Provisions of the bill: H.R. 6164 codifies an NIH Director's common fund, after the example of the NIH Roadmap. The House dropped its demand that 50% of any NIH funding increase be applied to the common fund. In another compromise, the bill dropped the House-passed provision that would have allowed the NIH director to reconfigure, eliminate, or reorganize institutes and centers at NIH. Many groups expressed concern that so much authority should not be consolidated in the NIH director. Current law, which allows the HHS Secretary to reconfigure institutes and centers, would be maintained. Most groups are comfortable with that arrangement since the HHS Secretary has generally not acted upon that authority, and any reorganization at that level would be subject to a much more public process.

H.R. 6164 also modifies the provision that would allow individual institute and center directors to reconfigure and reorganize programs within their institute or center. The final bill calls for any institute or center director who wishes to initiate major changes to engage in a public process and receive input from the patient, scientific and other interested parties, and secure the approval of the director of NIH.

The bill establishes a Scientific Management Review Board to periodically review the configuration of the NIH and make recommendations to key officials every seven years. It also establishes a more comprehensive reporting system for the National Institutes of Health in terms of spending on various diseases, and the management of data and statistics. The NIH director must report to Congress on progress on key areas of health, but the bill includes a provision which would allow individual institutes and centers to report directly to Congress, as well.
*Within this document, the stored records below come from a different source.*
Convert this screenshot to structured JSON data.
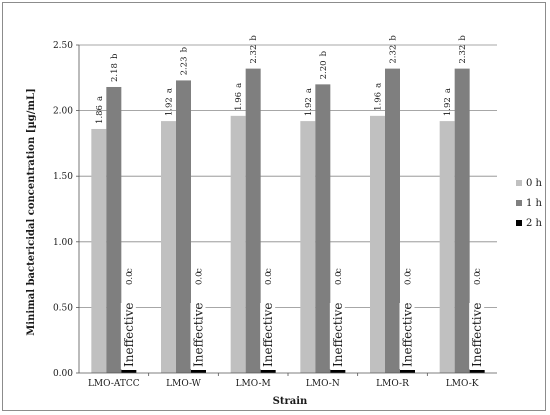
{
  "chart_data": {
    "type": "bar",
    "title": "",
    "xlabel": "Strain",
    "ylabel": "Minimal bactericidal concentration [µg/mL]",
    "ylim": [
      0,
      2.5
    ],
    "yticks": [
      "0.00",
      "0.50",
      "1.00",
      "1.50",
      "2.00",
      "2.50"
    ],
    "grid": true,
    "legend_position": "right",
    "categories": [
      "LMO-ATCC",
      "LMO-W",
      "LMO-M",
      "LMO-N",
      "LMO-R",
      "LMO-K"
    ],
    "series": [
      {
        "name": "0 h",
        "color": "#c0c0c0",
        "values": [
          1.86,
          1.92,
          1.96,
          1.92,
          1.96,
          1.92
        ],
        "labels": [
          "1.86",
          "1.92",
          "1.96",
          "1.92",
          "1.96",
          "1.92"
        ],
        "letters": [
          "a",
          "a",
          "a",
          "a",
          "a",
          "a"
        ]
      },
      {
        "name": "1 h",
        "color": "#7f7f7f",
        "values": [
          2.18,
          2.23,
          2.32,
          2.2,
          2.32,
          2.32
        ],
        "labels": [
          "2.18",
          "2.23",
          "2.32",
          "2.20",
          "2.32",
          "2.32"
        ],
        "letters": [
          "b",
          "b",
          "b",
          "b",
          "b",
          "b"
        ]
      },
      {
        "name": "2 h",
        "color": "#000000",
        "values": [
          0.0,
          0.0,
          0.0,
          0.0,
          0.0,
          0.0
        ],
        "labels": [
          "0.0",
          "0.0",
          "0.0",
          "0.0",
          "0.0",
          "0.0"
        ],
        "letters": [
          "c",
          "c",
          "c",
          "c",
          "c",
          "c"
        ],
        "annotation": "Ineffective"
      }
    ]
  }
}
How will behavioral research fare? APA, The Consortium of Social Science Associations, and other behavioral and social science organizations had encouraged the Senate not to pass the House version of the bill, but instead to take an independent look at authorizing NIH. In a letter, APA expressed several concerns, opposing the bill's provision to move the Office of Behavioral and Social Sciences Research to a new umbrella group in the Office of the Director, the Division of Program Coordination, Planning and Strategic Initiatives. The reorganization is not inherently good or bad for behavioral research, but how it is implemented is the key to whether behavioral initiatives will be more or less successful than in the current NIH organizational structure.

APA's Science Policy Office, along with our coalition partners, will carefully monitor the implementation of the NIH reorganization, and push for behavioral scientists or advocates of behavioral science to be represented on the various new advisory bodies created by the bill, including the Scientific Management Review Board.

Money at NIH is still a big issue. APA and coalition partners will also advocate that the new Congress increase funding for NIH. It remains to be seen if the agency will get substantive increases when Democrats assume control of Congress in January. Democrats, along with Republicans, have praised the agency's work, but they have also pledged to reduce the federal deficit and control spending. Overall, non-defense spending is expected to be under tight constraints when the new Congress convenes in 2007.